October 24, 2006
Carrying excess pounds during the middle years may do more than just make it hard to fasten your belt. It also bodes poorly for thinking and memory, French researchers report. The findings add to a growing body of evidence that being fat during the middle years may be bad for the brain.
In the study, middle-aged adults with a high Body Mass Index (BMI) received lower scores on cognitive tests than middle-aged adults with low BMI. Body Mass Index, or BMI, is a mathematical formula based on height and weight that doctors use to assess obesity. [The National Institutes of Health has a handy BMI calculator on the Web.] A BMI of 18 to 25 is considered normal weight; 25 to 30 overweight; and 30 and above obese. A woman who is 5 feet 4 inches tall and weighs 170 pounds, for example, has a BMI of 29. Findings appeared in Neurology, the scientific journal of the American Academy of Neurology.
The study investigated the relationships between BMI and cognitive function in 2,223 healthy men and women in France through the use of four tests measuring thinking and memory. The participants, who were between the ages of 32 and 62, were initially tested in 1996 and again five years later.
The study found that a higher BMI was associated with lower cognitive test scores. Results from a test involving word memory recall show that people with a BMI of 20 remembered an average of 9 out of 16 words, while people with a BMI of 30 remembered an average of 7 out of 16 words.
"A higher BMI in 1996 was also associated with a higher cognitive decline at follow-up in 2001," said study author Maxime Cournot, M.D., of the Toulouse University Hospital and the National Institute of Health and Medical Research in Toulouse, France.
She notes that obese people often have hardening of the arteries, or "atherosclerosis," a condition that impairs blood flow. Damage to blood vessels in the brain could hamper that vital organ and impair memory and thinking. Overweight individuals are also prone to diabetes and problems with insulin control, the hormone that regulates blood sugar. Diabetes, like heart disease, has also been linked to Alzheimer's and memory problems.
Scientists also speculate that fat cells may produce harmful chemicals that promote inflammation in blood vessels throughout the body, including in the brain. People who are overweight may also tend to have diets low in "good" fats, such as those found in fish.
The findings add to a growing body of scientific evidence that being overweight in your middle years may contribute to Alzheimer's in old age.

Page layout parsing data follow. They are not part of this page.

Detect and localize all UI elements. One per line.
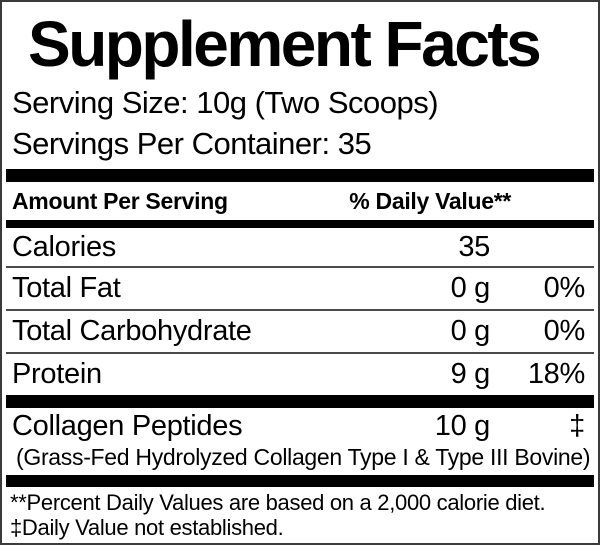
nutrient-amount: 9 g — [450, 358, 491, 390]
nutrient-row-protein: Protein 9 g 18% — [2, 354, 598, 395]
servings-per-container-text: Servings Per Container: 35 — [12, 126, 372, 161]
serving-size-text: Serving Size: 10g (Two Scoops) — [12, 85, 439, 120]
nutrient-dv: 18% — [527, 358, 585, 390]
ingredient-amount: 10 g — [434, 409, 491, 442]
nutrient-row-total-fat: Total Fat 0 g 0% — [2, 268, 598, 309]
amount-per-serving-header: Amount Per Serving — [12, 187, 228, 214]
ingredient-dv: ‡ — [569, 409, 585, 442]
row-divider — [6, 352, 594, 354]
label-header: Supplement Facts Serving Size: 10g (Two … — [2, 2, 598, 164]
row-divider — [6, 309, 594, 311]
nutrient-row-total-carbohydrate: Total Carbohydrate 0 g 0% — [2, 311, 598, 352]
row-divider — [6, 266, 594, 268]
label-title: Supplement Facts — [28, 8, 542, 80]
ingredient-name: Collagen Peptides — [12, 409, 243, 442]
ingredient-description: (Grass-Fed Hydrolyzed Collagen Type I & … — [16, 444, 591, 470]
nutrient-name: Calories — [12, 230, 116, 263]
separator-bar-thick-middle — [6, 395, 594, 408]
nutrient-amount: 35 — [458, 230, 490, 263]
ingredient-row-collagen-peptides: Collagen Peptides 10 g ‡ — [2, 408, 598, 444]
daily-value-header: % Daily Value** — [349, 187, 511, 214]
nutrient-amount: 0 g — [450, 272, 491, 304]
separator-bar-thick-bottom — [6, 475, 594, 487]
separator-bar-thick-top — [6, 169, 594, 182]
nutrient-name: Total Carbohydrate — [12, 315, 252, 347]
separator-bar-medium — [6, 220, 594, 228]
nutrient-row-calories: Calories 35 — [2, 228, 598, 266]
footnote-not-established: ‡Daily Value not established. — [10, 515, 284, 540]
footnotes-section: **Percent Daily Values are based on a 2,… — [2, 487, 598, 540]
nutrient-name: Total Fat — [12, 272, 121, 304]
footnote-daily-values: **Percent Daily Values are based on a 2,… — [10, 490, 546, 515]
nutrient-dv: 0% — [543, 272, 586, 304]
nutrient-dv: 0% — [543, 315, 586, 347]
nutrient-name: Protein — [12, 358, 102, 390]
column-header-row: Amount Per Serving % Daily Value** — [2, 182, 598, 220]
nutrient-amount: 0 g — [450, 315, 491, 347]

Last year, researchers from Sweden came to a conclusion when they found that men and women who are obese at midlife have an increased risk for Alzheimer's disease as they age. [See the article, "Obesity at Midlife May Raise Your Alzheimer's Risk."]
Though excess weight is emerging as an important risk factor for Alzheimer's, age remains the most important factor: The older you are, the more likely you are to develop the disease. Smoking, high blood pressure, years of schooling, and genetic factors may also contribute to risk, other research has shown.
Still, as the results of this and other studies suggest, keeping your weight down in your middle years and beyond may help you to remain mentally alert as well. With more and more Americans both young and old becoming obese, it is vital that people maintain healthy lifestyles to help maintain the brain.
For more information on risk factors for Alzheimer's and keeping the mind sharp into old age, visit www.ALZinfo.org, the Alzheimer's information site.
M. Cournot, J.C. Marquie, D. Ansiau, C. Martinaud, H. Fonds, J. Ferrieres, and J.B. Ruidavets: "Relation between body mass index and cognitive function in healthy middle-aged men and women." Neurology, Volume 67: October 10, 2006, page 1208.